All morning I've had this memory floating around in the top of my mind. I remember sitting in class at ECI on a spring afternoon with my jeans absolutely filthy from the knees down. I didn't care. I had a secret that only my little group of friends knew. I had gone on an adventure with Ro over lunch and 3rd period through the nearby storm drain in bare feet and my poor jeans.

We called it Sewering and the 4 of us loved it. We'd find hidden entrances to this cool, dark and quiet world below and disappear for hours. I remember a few big drains and many short ones. My aching back, ruined shoes, soaked clothes -- the things that didn't matter because we were doing something different and unknown to the people around us. We'd be out driving or biking around and come across a likely spot and more often than not we'd poke and explore.
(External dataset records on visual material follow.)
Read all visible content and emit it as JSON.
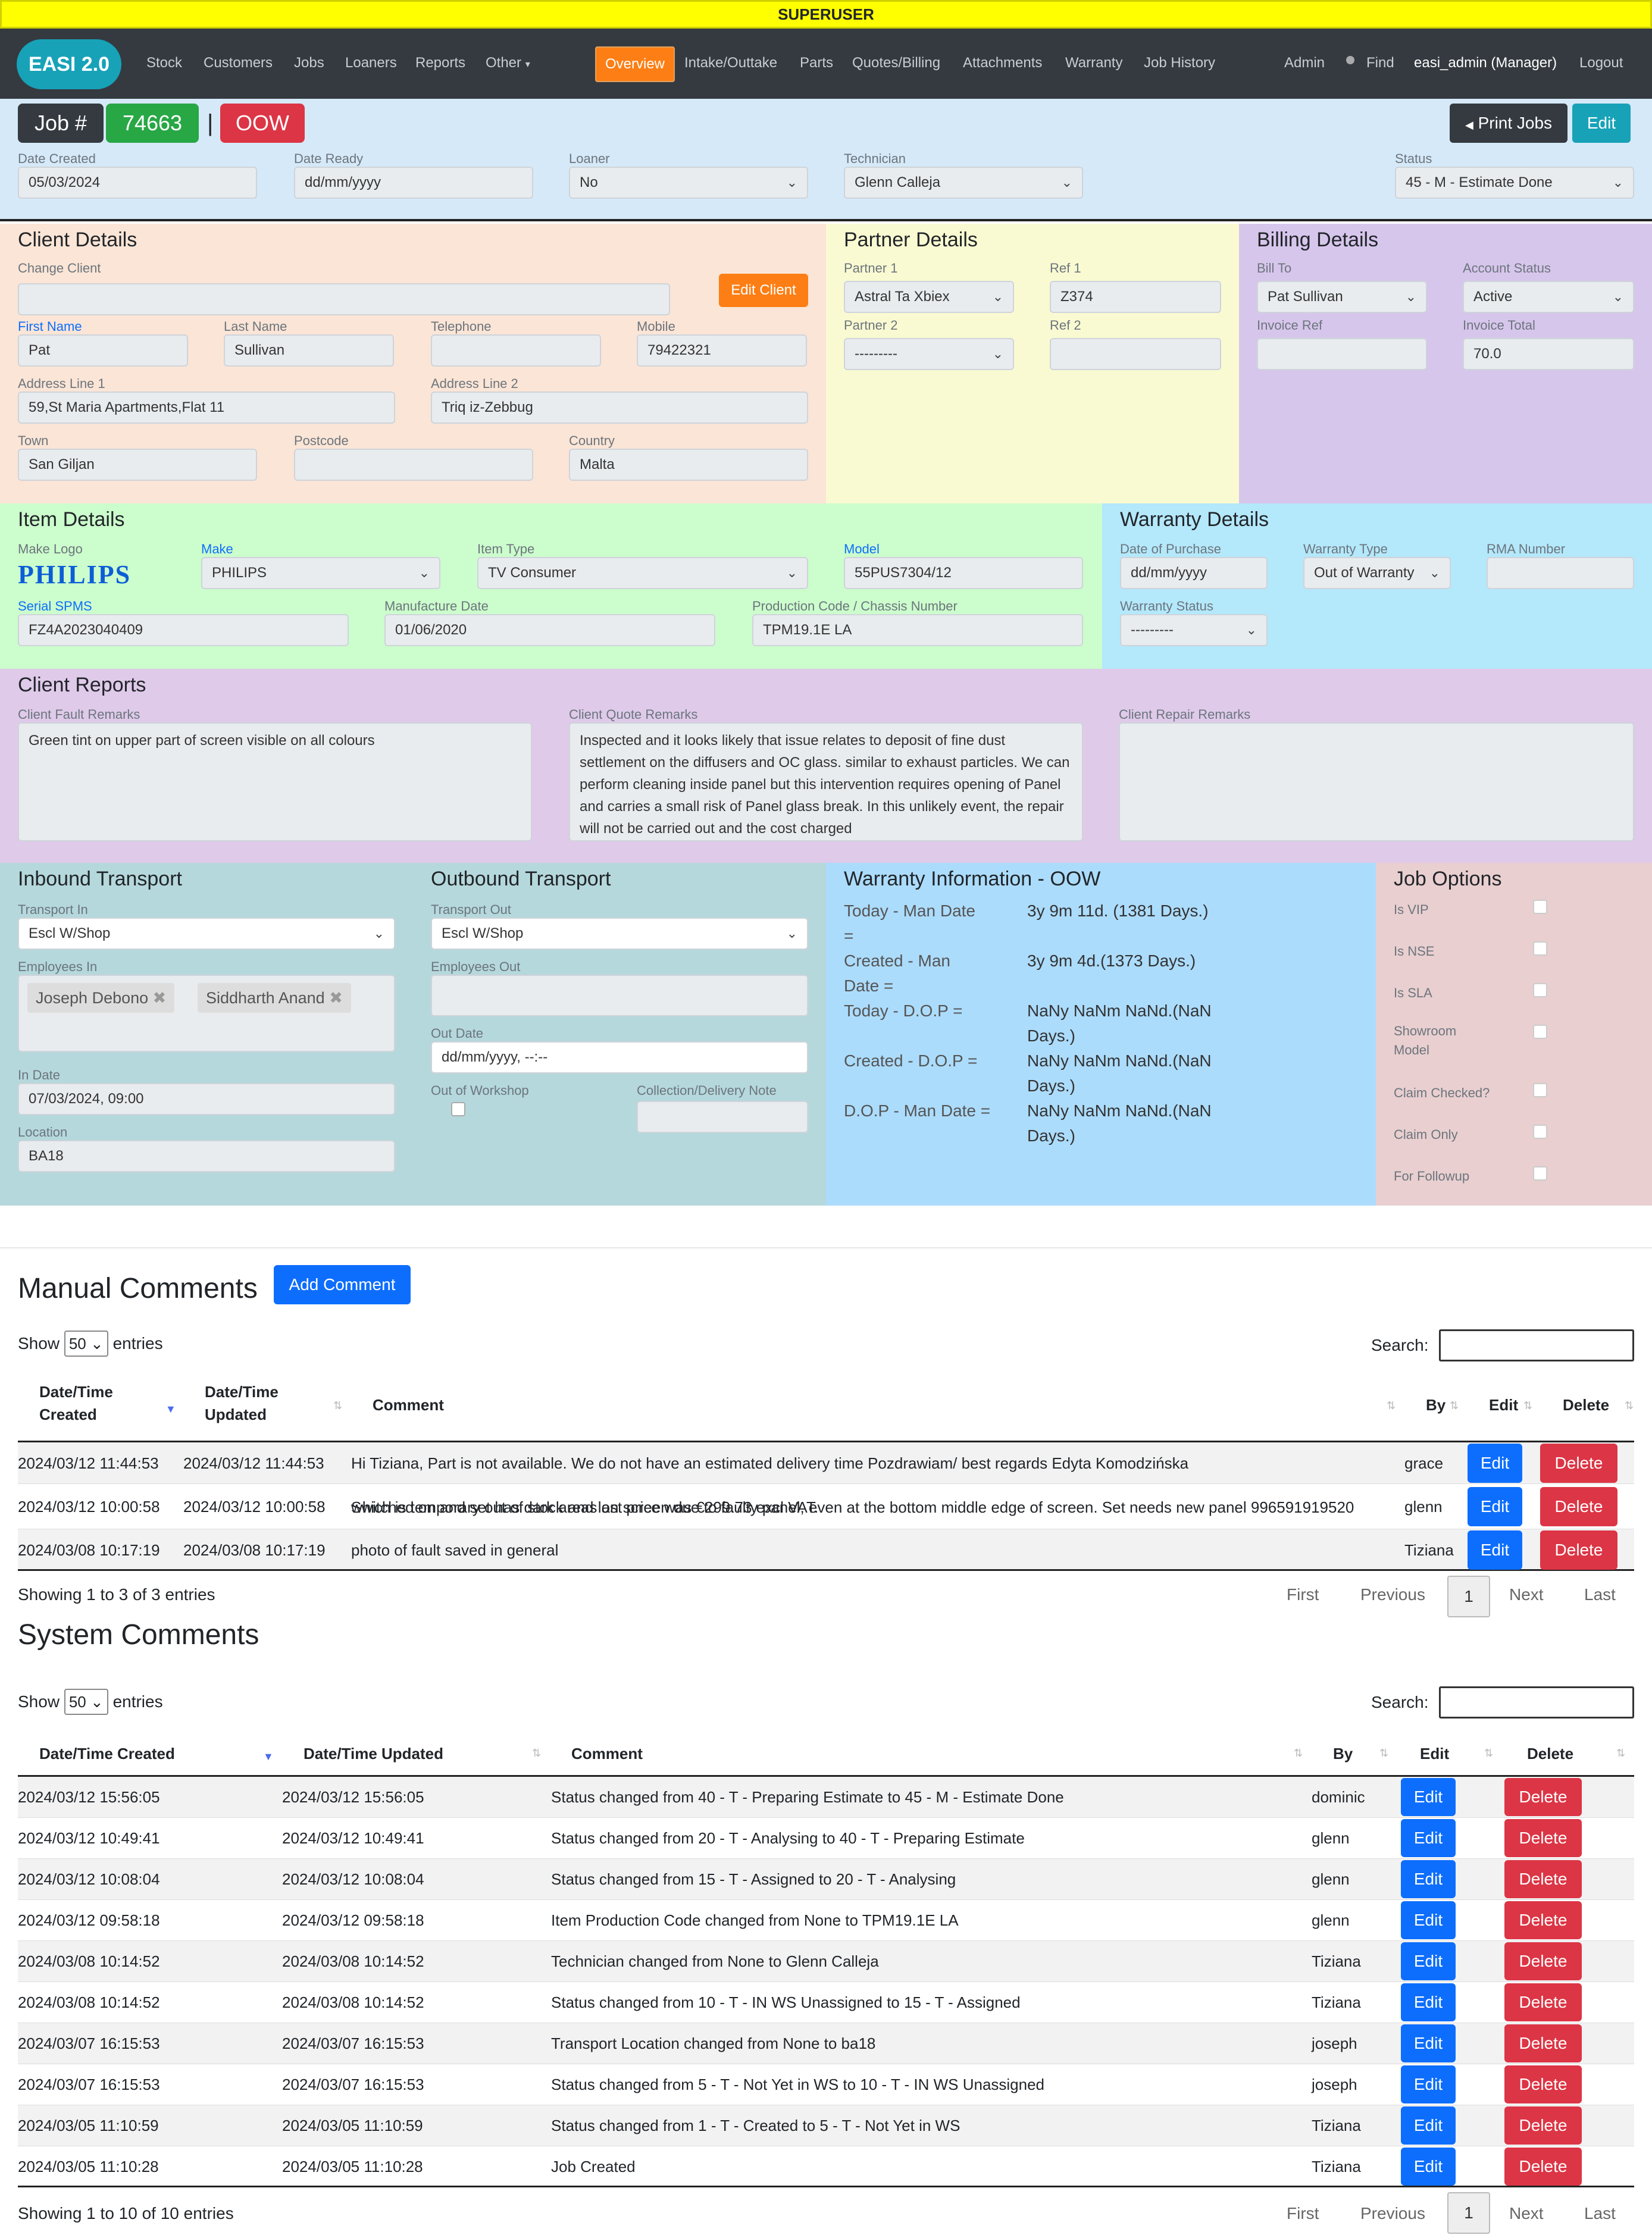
{
  "banner": "SUPERUSER",
  "brand": "EASI 2.0",
  "nav_left": [
    "Stock",
    "Customers",
    "Jobs",
    "Loaners",
    "Reports",
    "Other"
  ],
  "nav_tabs": [
    "Overview",
    "Intake/Outtake",
    "Parts",
    "Quotes/Billing",
    "Attachments",
    "Warranty",
    "Job History"
  ],
  "nav_right": {
    "admin": "Admin",
    "find": "Find",
    "user": "easi_admin (Manager)",
    "logout": "Logout"
  },
  "job": {
    "label": "Job #",
    "number": "74663",
    "sep": "|",
    "warranty": "OOW",
    "print": "Print Jobs",
    "edit": "Edit"
  },
  "header_fields": {
    "date_created": {
      "label": "Date Created",
      "value": "05/03/2024"
    },
    "date_ready": {
      "label": "Date Ready",
      "value": "dd/mm/yyyy"
    },
    "loaner": {
      "label": "Loaner",
      "value": "No"
    },
    "technician": {
      "label": "Technician",
      "value": "Glenn Calleja"
    },
    "status": {
      "label": "Status",
      "value": "45 - M - Estimate Done"
    }
  },
  "client": {
    "title": "Client Details",
    "change_label": "Change Client",
    "edit_btn": "Edit Client",
    "first_name": {
      "label": "First Name",
      "value": "Pat"
    },
    "last_name": {
      "label": "Last Name",
      "value": "Sullivan"
    },
    "telephone": {
      "label": "Telephone",
      "value": ""
    },
    "mobile": {
      "label": "Mobile",
      "value": "79422321"
    },
    "addr1": {
      "label": "Address Line 1",
      "value": "59,St Maria Apartments,Flat 11"
    },
    "addr2": {
      "label": "Address Line 2",
      "value": "Triq iz-Zebbug"
    },
    "town": {
      "label": "Town",
      "value": "San Giljan"
    },
    "postcode": {
      "label": "Postcode",
      "value": ""
    },
    "country": {
      "label": "Country",
      "value": "Malta"
    }
  },
  "partner": {
    "title": "Partner Details",
    "p1": {
      "label": "Partner 1",
      "value": "Astral Ta Xbiex"
    },
    "ref1": {
      "label": "Ref 1",
      "value": "Z374"
    },
    "p2": {
      "label": "Partner 2",
      "value": "---------"
    },
    "ref2": {
      "label": "Ref 2",
      "value": ""
    }
  },
  "billing": {
    "title": "Billing Details",
    "bill_to": {
      "label": "Bill To",
      "value": "Pat Sullivan"
    },
    "account_status": {
      "label": "Account Status",
      "value": "Active"
    },
    "invoice_ref": {
      "label": "Invoice Ref",
      "value": ""
    },
    "invoice_total": {
      "label": "Invoice Total",
      "value": "70.0"
    }
  },
  "item": {
    "title": "Item Details",
    "make_logo": {
      "label": "Make Logo",
      "value": "PHILIPS"
    },
    "make": {
      "label": "Make",
      "value": "PHILIPS"
    },
    "item_type": {
      "label": "Item Type",
      "value": "TV Consumer"
    },
    "model": {
      "label": "Model",
      "value": "55PUS7304/12"
    },
    "serial": {
      "label": "Serial SPMS",
      "value": "FZ4A2023040409"
    },
    "manufacture_date": {
      "label": "Manufacture Date",
      "value": "01/06/2020"
    },
    "production_code": {
      "label": "Production Code / Chassis Number",
      "value": "TPM19.1E LA"
    }
  },
  "warranty": {
    "title": "Warranty Details",
    "dop": {
      "label": "Date of Purchase",
      "value": "dd/mm/yyyy"
    },
    "type": {
      "label": "Warranty Type",
      "value": "Out of Warranty"
    },
    "rma": {
      "label": "RMA Number",
      "value": ""
    },
    "status": {
      "label": "Warranty Status",
      "value": "---------"
    }
  },
  "reports": {
    "title": "Client Reports",
    "fault": {
      "label": "Client Fault Remarks",
      "value": "Green tint on upper part of screen visible on all colours"
    },
    "quote": {
      "label": "Client Quote Remarks",
      "value": "Inspected and it looks likely that issue relates to deposit of fine dust settlement on the diffusers and OC glass. similar to exhaust particles. We can perform cleaning inside panel but this intervention requires opening of Panel and carries a small risk of Panel glass break. In this unlikely event, the repair will not be carried out and the cost charged"
    },
    "repair": {
      "label": "Client Repair Remarks",
      "value": ""
    }
  },
  "inbound": {
    "title": "Inbound Transport",
    "transport_in": {
      "label": "Transport In",
      "value": "Escl W/Shop"
    },
    "employees_label": "Employees In",
    "employees": [
      "Joseph Debono",
      "Siddharth Anand"
    ],
    "in_date": {
      "label": "In Date",
      "value": "07/03/2024, 09:00"
    },
    "location": {
      "label": "Location",
      "value": "BA18"
    }
  },
  "outbound": {
    "title": "Outbound Transport",
    "transport_out": {
      "label": "Transport Out",
      "value": "Escl W/Shop"
    },
    "employees_out": {
      "label": "Employees Out",
      "value": ""
    },
    "out_date": {
      "label": "Out Date",
      "value": "dd/mm/yyyy, --:--"
    },
    "out_of_workshop": "Out of Workshop",
    "collection_note": {
      "label": "Collection/Delivery Note",
      "value": ""
    }
  },
  "warranty_info": {
    "title": "Warranty Information - OOW",
    "rows": [
      {
        "k1": "Today - Man Date",
        "k2": "=",
        "v1": "3y 9m 11d. (1381 Days.)",
        "v2": ""
      },
      {
        "k1": "Created - Man",
        "k2": "Date =",
        "v1": "3y 9m 4d.(1373 Days.)",
        "v2": ""
      },
      {
        "k1": "Today - D.O.P =",
        "k2": "",
        "v1": "NaNy NaNm NaNd.(NaN",
        "v2": "Days.)"
      },
      {
        "k1": "Created - D.O.P =",
        "k2": "",
        "v1": "NaNy NaNm NaNd.(NaN",
        "v2": "Days.)"
      },
      {
        "k1": "D.O.P - Man Date =",
        "k2": "",
        "v1": "NaNy NaNm NaNd.(NaN",
        "v2": "Days.)"
      }
    ]
  },
  "job_options": {
    "title": "Job Options",
    "options": [
      "Is VIP",
      "Is NSE",
      "Is SLA",
      "Showroom",
      "Claim Checked?",
      "Claim Only",
      "For Followup"
    ],
    "option4_line2": "Model"
  },
  "manual_comments": {
    "title": "Manual Comments",
    "add_btn": "Add Comment",
    "show": "Show",
    "entries_value": "50",
    "entries": "entries",
    "search": "Search:",
    "headers": [
      "Date/Time",
      "Created",
      "Date/Time",
      "Updated",
      "Comment",
      "By",
      "Edit",
      "Delete"
    ],
    "rows": [
      {
        "created": "2024/03/12 11:44:53",
        "updated": "2024/03/12 11:44:53",
        "comment": "Hi Tiziana, Part is not available. We do not have an estimated delivery time Pozdrawiam/ best regards Edyta Komodzińska",
        "comment2": "",
        "by": "grace"
      },
      {
        "created": "2024/03/12 10:00:58",
        "updated": "2024/03/12 10:00:58",
        "comment": "Switched on and set has dark areas on screen due to faulty panel, even at the bottom middle edge of screen. Set needs new panel 996591919520",
        "comment2": "which is temporary out of stock and last price was €299.73 excl VAT.",
        "by": "glenn"
      },
      {
        "created": "2024/03/08 10:17:19",
        "updated": "2024/03/08 10:17:19",
        "comment": "photo of fault saved in general",
        "comment2": "",
        "by": "Tiziana"
      }
    ],
    "edit": "Edit",
    "delete": "Delete",
    "info": "Showing 1 to 3 of 3 entries",
    "pager": [
      "First",
      "Previous",
      "1",
      "Next",
      "Last"
    ]
  },
  "system_comments": {
    "title": "System Comments",
    "show": "Show",
    "entries_value": "50",
    "entries": "entries",
    "search": "Search:",
    "headers": [
      "Date/Time Created",
      "Date/Time Updated",
      "Comment",
      "By",
      "Edit",
      "Delete"
    ],
    "rows": [
      {
        "created": "2024/03/12 15:56:05",
        "updated": "2024/03/12 15:56:05",
        "comment": "Status changed from 40 - T - Preparing Estimate to 45 - M - Estimate Done",
        "by": "dominic"
      },
      {
        "created": "2024/03/12 10:49:41",
        "updated": "2024/03/12 10:49:41",
        "comment": "Status changed from 20 - T - Analysing to 40 - T - Preparing Estimate",
        "by": "glenn"
      },
      {
        "created": "2024/03/12 10:08:04",
        "updated": "2024/03/12 10:08:04",
        "comment": "Status changed from 15 - T - Assigned to 20 - T - Analysing",
        "by": "glenn"
      },
      {
        "created": "2024/03/12 09:58:18",
        "updated": "2024/03/12 09:58:18",
        "comment": "Item Production Code changed from None to TPM19.1E LA",
        "by": "glenn"
      },
      {
        "created": "2024/03/08 10:14:52",
        "updated": "2024/03/08 10:14:52",
        "comment": "Technician changed from None to Glenn Calleja",
        "by": "Tiziana"
      },
      {
        "created": "2024/03/08 10:14:52",
        "updated": "2024/03/08 10:14:52",
        "comment": "Status changed from 10 - T - IN WS Unassigned to 15 - T - Assigned",
        "by": "Tiziana"
      },
      {
        "created": "2024/03/07 16:15:53",
        "updated": "2024/03/07 16:15:53",
        "comment": "Transport Location changed from None to ba18",
        "by": "joseph"
      },
      {
        "created": "2024/03/07 16:15:53",
        "updated": "2024/03/07 16:15:53",
        "comment": "Status changed from 5 - T - Not Yet in WS to 10 - T - IN WS Unassigned",
        "by": "joseph"
      },
      {
        "created": "2024/03/05 11:10:59",
        "updated": "2024/03/05 11:10:59",
        "comment": "Status changed from 1 - T - Created to 5 - T - Not Yet in WS",
        "by": "Tiziana"
      },
      {
        "created": "2024/03/05 11:10:28",
        "updated": "2024/03/05 11:10:28",
        "comment": "Job Created",
        "by": "Tiziana"
      }
    ],
    "edit": "Edit",
    "delete": "Delete",
    "info": "Showing 1 to 10 of 10 entries",
    "pager": [
      "First",
      "Previous",
      "1",
      "Next",
      "Last"
    ]
  },
  "colors": {
    "nav": "#343a40",
    "accent": "#fd7e14",
    "brand": "#17a2b8",
    "header_bg": "#d6e9f8",
    "client_bg": "#fbe5d6",
    "partner_bg": "#fafad2",
    "billing_bg": "#d7c6ec",
    "item_bg": "#ccfdcc",
    "warranty_bg": "#b4e8fb",
    "reports_bg": "#dfcaea",
    "transport_bg": "#b5d8dc",
    "warranty_info_bg": "#acdcfc",
    "options_bg": "#e9cfd0"
  }
}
It wasn't just the sewers that we'd explore. We had these places like George's garage, so many barns, ruins, old factories that we would pick our way through. I still have a handful of smoke stained paper that I took from a burned out husk of a factory up north. We were on a camping trip and decided that we had to explore. I think that was the May 24 camping trip to Beaver River... 11 years ago.

I know Ro kept up with the exploring after she moved to Toronto. I wouldn't be surprised if she's doing it still today. I stopped once I got married and depressingly serious. I'm not sure when the boys stopped, if they have. I think they have because there's been no mention of it. I've been tempted over the years to take it up again but I never wanted to go alone. Part of the fun was the exploration with my friends.
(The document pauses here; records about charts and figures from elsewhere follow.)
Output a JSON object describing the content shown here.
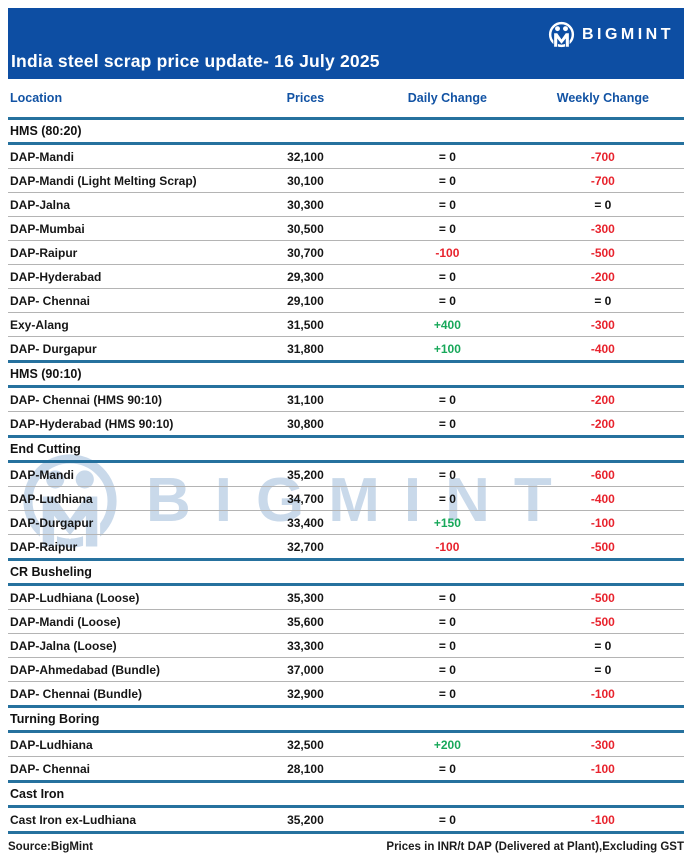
{
  "header": {
    "title": "India steel scrap price update- 16 July 2025",
    "brand": "BIGMINT"
  },
  "columns": [
    "Location",
    "Prices",
    "Daily Change",
    "Weekly Change"
  ],
  "sections": [
    {
      "name": "HMS (80:20)",
      "rows": [
        {
          "location": "DAP-Mandi",
          "price": "32,100",
          "daily": "= 0",
          "weekly": "-700"
        },
        {
          "location": "DAP-Mandi (Light Melting Scrap)",
          "price": "30,100",
          "daily": "= 0",
          "weekly": "-700"
        },
        {
          "location": "DAP-Jalna",
          "price": "30,300",
          "daily": "= 0",
          "weekly": "= 0"
        },
        {
          "location": "DAP-Mumbai",
          "price": "30,500",
          "daily": "= 0",
          "weekly": "-300"
        },
        {
          "location": "DAP-Raipur",
          "price": "30,700",
          "daily": "-100",
          "weekly": "-500"
        },
        {
          "location": "DAP-Hyderabad",
          "price": "29,300",
          "daily": "= 0",
          "weekly": "-200"
        },
        {
          "location": "DAP- Chennai",
          "price": "29,100",
          "daily": "= 0",
          "weekly": "= 0"
        },
        {
          "location": "Exy-Alang",
          "price": "31,500",
          "daily": "+400",
          "weekly": "-300"
        },
        {
          "location": "DAP- Durgapur",
          "price": "31,800",
          "daily": "+100",
          "weekly": "-400"
        }
      ]
    },
    {
      "name": "HMS (90:10)",
      "rows": [
        {
          "location": "DAP- Chennai (HMS 90:10)",
          "price": "31,100",
          "daily": "= 0",
          "weekly": "-200"
        },
        {
          "location": "DAP-Hyderabad (HMS 90:10)",
          "price": "30,800",
          "daily": "= 0",
          "weekly": "-200"
        }
      ]
    },
    {
      "name": "End Cutting",
      "rows": [
        {
          "location": "DAP-Mandi",
          "price": "35,200",
          "daily": "= 0",
          "weekly": "-600"
        },
        {
          "location": "DAP-Ludhiana",
          "price": "34,700",
          "daily": "= 0",
          "weekly": "-400"
        },
        {
          "location": "DAP-Durgapur",
          "price": "33,400",
          "daily": "+150",
          "weekly": "-100"
        },
        {
          "location": "DAP-Raipur",
          "price": "32,700",
          "daily": "-100",
          "weekly": "-500"
        }
      ]
    },
    {
      "name": "CR Busheling",
      "rows": [
        {
          "location": "DAP-Ludhiana (Loose)",
          "price": "35,300",
          "daily": "= 0",
          "weekly": "-500"
        },
        {
          "location": "DAP-Mandi (Loose)",
          "price": "35,600",
          "daily": "= 0",
          "weekly": "-500"
        },
        {
          "location": "DAP-Jalna (Loose)",
          "price": "33,300",
          "daily": "= 0",
          "weekly": "= 0"
        },
        {
          "location": "DAP-Ahmedabad (Bundle)",
          "price": "37,000",
          "daily": "= 0",
          "weekly": "= 0"
        },
        {
          "location": "DAP- Chennai (Bundle)",
          "price": "32,900",
          "daily": "= 0",
          "weekly": "-100"
        }
      ]
    },
    {
      "name": "Turning Boring",
      "rows": [
        {
          "location": "DAP-Ludhiana",
          "price": "32,500",
          "daily": "+200",
          "weekly": "-300"
        },
        {
          "location": "DAP- Chennai",
          "price": "28,100",
          "daily": "= 0",
          "weekly": "-100"
        }
      ]
    },
    {
      "name": "Cast Iron",
      "rows": [
        {
          "location": "Cast Iron ex-Ludhiana",
          "price": "35,200",
          "daily": "= 0",
          "weekly": "-100"
        }
      ]
    }
  ],
  "footer": {
    "source": "Source:BigMint",
    "note": "Prices in INR/t DAP (Delivered at Plant),Excluding GST"
  },
  "watermark": {
    "text": "BIGMINT"
  },
  "colors": {
    "header-bg": "#0d4ea3",
    "colhead-text": "#1253a4",
    "accent-line": "#26719e",
    "negative": "#e8232d",
    "positive": "#18a85a",
    "watermark": "#bcd0e6"
  }
}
I'm not sure what got me looking at Infiltration.org yesterday. Several years ago I read it all and offered to do some write-ups about the KW drains (which I never did, because I'm a damn procrastinator, heh) -- but I forgot about it. Anyway, something reminded me of that ancient promise of mine and my former love of "UE"ing. I started reading the forums, hopping links and now here I am. Wanting to explore again.

Which is damn funny. I've been working on my damn back for months now and I want to go shimmy through drains. I remember how bad my immortal teenage back felt after a trip through a too-short drain, so I don't even have the excuse of forgetfulness. I just don't care. I want to grab the boys and my cameras and just go. I want to have adventures again, I think. I want to go see what a decade has done to "our" drains.

I'm old. I'm broken. I don't give a shit. Hah. I think I need to see if the boys agree with me.